Thursday, May 31, 2018

Still more open-top car loads

I have written several posts about making and using removable loads for open-top cars, both bulk materials like coal, ore and sand, and then also materials like pipe and lumber, that have to be restrained by spacers and stakes. And then there are various kinds of crates and other packages which can be interesting loads. These previous posts are readily found by using the search term “open-top cars” in the search box at right.
     In the present post, I want to show a few more examples of different kinds of these loads. I have mentioned pipe loads in several earlier posts, including showing how I make most of them from drinking straws or coffee stirrers (see, for example, this post: http://modelingthesp.blogspot.com/2012/01/open-car-loads-pipe-in-gondolas.html ). I have deliberately arranged these various loads with different kinds of stake restraints, following prototype photos, with some additional guidance from the AAR Loading Rules booklets. (Either I don’t fully understand those rules — certainly possible — or else those rules were not always obeyed). Here is an example of another of these pipe loads, also made from plastic straws.


The gondola, SP 160185, is a Tangent model of SP Class G-70-12 which, having been built in 1953, the year I model, is portrayed as almost clean.
     As I have mentioned in previous posts, there are some good commercial loads that can either be used as-is, or modified to fit particular cars. Shown below is a Chooch molded load depicting coils of wire. It did not fit into this gondola, and had to be cut and trimmed so that it would work. It is seen here in Reading 25034, a re-detailed USRA gondola from Walthers, modeling Reading class GML.

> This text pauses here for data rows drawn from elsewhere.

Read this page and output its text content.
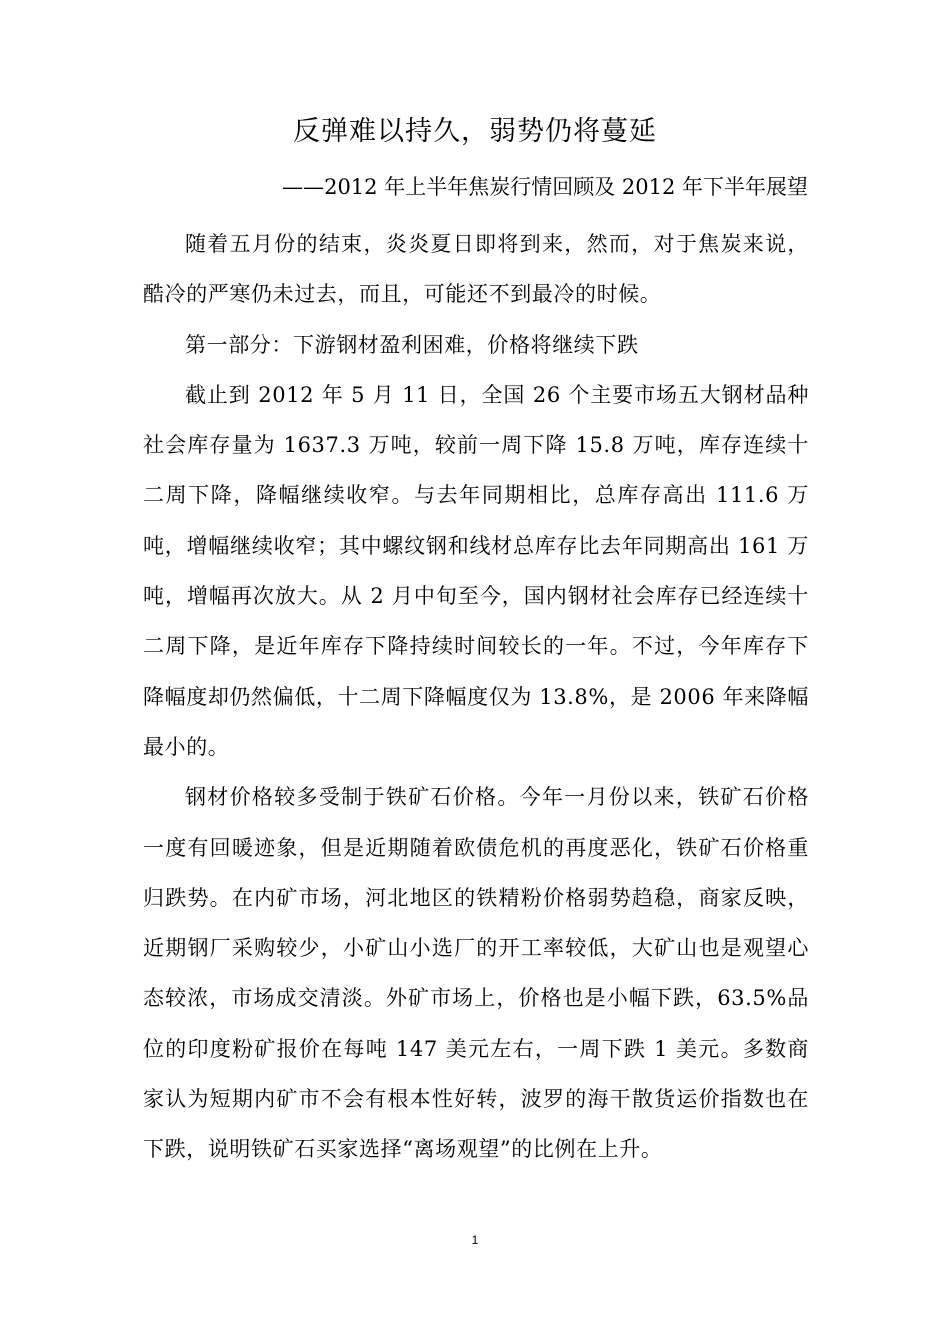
反弹难以持久，弱势仍将蔓延
——2012 年上半年焦炭行情回顾及 2012 年下半年展望

随着五月份的结束，炎炎夏日即将到来，然而，对于焦炭来说，酷冷的严寒仍未过去，而且，可能还不到最冷的时候。

第一部分：下游钢材盈利困难，价格将继续下跌

截止到 2012 年 5 月 11 日，全国 26 个主要市场五大钢材品种社会库存量为 1637.3 万吨，较前一周下降 15.8 万吨，库存连续十二周下降，降幅继续收窄。与去年同期相比，总库存高出 111.6 万吨，增幅继续收窄；其中螺纹钢和线材总库存比去年同期高出 161 万吨，增幅再次放大。从 2 月中旬至今，国内钢材社会库存已经连续十二周下降，是近年库存下降持续时间较长的一年。不过，今年库存下降幅度却仍然偏低，十二周下降幅度仅为 13.8%，是 2006 年来降幅最小的。

钢材价格较多受制于铁矿石价格。今年一月份以来，铁矿石价格一度有回暖迹象，但是近期随着欧债危机的再度恶化，铁矿石价格重归跌势。在内矿市场，河北地区的铁精粉价格弱势趋稳，商家反映，近期钢厂采购较少，小矿山小选厂的开工率较低，大矿山也是观望心态较浓，市场成交清淡。外矿市场上，价格也是小幅下跌，63.5%品位的印度粉矿报价在每吨 147 美元左右，一周下跌 1 美元。多数商家认为短期内矿市不会有根本性好转，波罗的海干散货运价指数也在下跌，说明铁矿石买家选择“离场观望”的比例在上升。

1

Another example of a commercial load, modified to fit some of my freight cars, is this cable reel set, though I have owned it for so long I no longer remember the manufacturer. Here the gondola, NYC 707698, is again a re-detailed Walthers USRA steel gondola.


     I have shown girder loads before in this blog, and continue to enjoy them as excellent examples of loads the railroads were (in the transition era) uniquely equipped to carry. I have made a couple of such loads by kitbashing Atlas bridge girders, and recently adopted one such load for a 65-foot mill gondola. The bracing is one of the arrangements shown in the AAR Loading Rules. Such a load has no reasonable destination on my layout, but instead moves in mainline trains that simply pass by on the SP Coast Route.


The gondola, a model of PRR Class G26, is built from an E&B Valley kit. You may note that the car’s top chord has some bends and dents, as was common in mill gondolas; these were accomplished with gentle use of a warm soldering iron.
     Sometimes upright girders like the one shown above were more extensively braced. Richard Hendrickson built such a set of bracing for one of his loads that I inherited, as you see below. It is a girder from a Central Valley bridge kit.


This girder was built to be overlength even for a 65-foot gondola, and thus to overhang one end of the car. An idler flat car would be coupled here, of course, during car movement to destination. Richard built two of these girders, so that he could model a group of cars loaded with bridge components (I showed the entire group in a previous post, which is at: http://modelingthesp.blogspot.com/2015/03/richard-hendricksons-multi-car-loads.html .)

This gondola, CRP 89065, is a Precision Scale brass model. The CRP was a Central of New Jersey subsidiary.
     Lastly, I will show a pair of crates, made to ride on a flat car. They are marked for Lucifer Furnaces, a company in Pennsylvania. The flat car is an upgraded Athearn 40-footer, with new Tuttle sill steps, wire grab irons, and a vertical-staff handbrake. You can click to enlarge the image.


     All these loads are part of the variety I like to include in my open-top cars. In the transition era, which I model, there was such a preponderance of house cars that these visible loads make a nice change from the remainder of most trains.
Tony Thompson

8 comments:

  1. These are some nice looking loads, Tony. And I especially like the chalk marks on some of the cars.

    -Jack Shall

    ReplyDelete
    Replies
    1. Thanks, Jack. Nearly all my cars have chalk marks because nearly all prototype car photos show chalk marks -- except builder photos, of course.
      Tony Thompson

      Delete
  2. Hi Tony, great post. I've asked this over on the OPSig group as well, but do you know what the procedure would be on the prototype for the waybills that used idler cars? Have you covered this in one of your posts before? Cheers!

    ReplyDelete
    Replies
    1. I have been told of two ways. One, both cars are listed on the waybill. The other is with a second waybill or car slip, with the idler car on it, stating "see attached waybill" or equivalent language.
      Tony Thompson

      Delete
  3. Almost certainly the 'reels' load is Tyco. ;)

    ReplyDelete
    Replies
    1. Yes, the Tyco/Mantua 50' flat car with cable reels was common.
      Revell 52' flat cars (now Con-Cor) also have cable reels.
      The loads appear to be identical.
      Con-Cor still sells the cable reels, but in their old modified ex-Revell 52' 70 ton PRR-style gondolas.

      Delete
  4. Thanks, I have been told that by others also. Have no memory of where or how I acquired it, or even if it was originally attached to a freight car.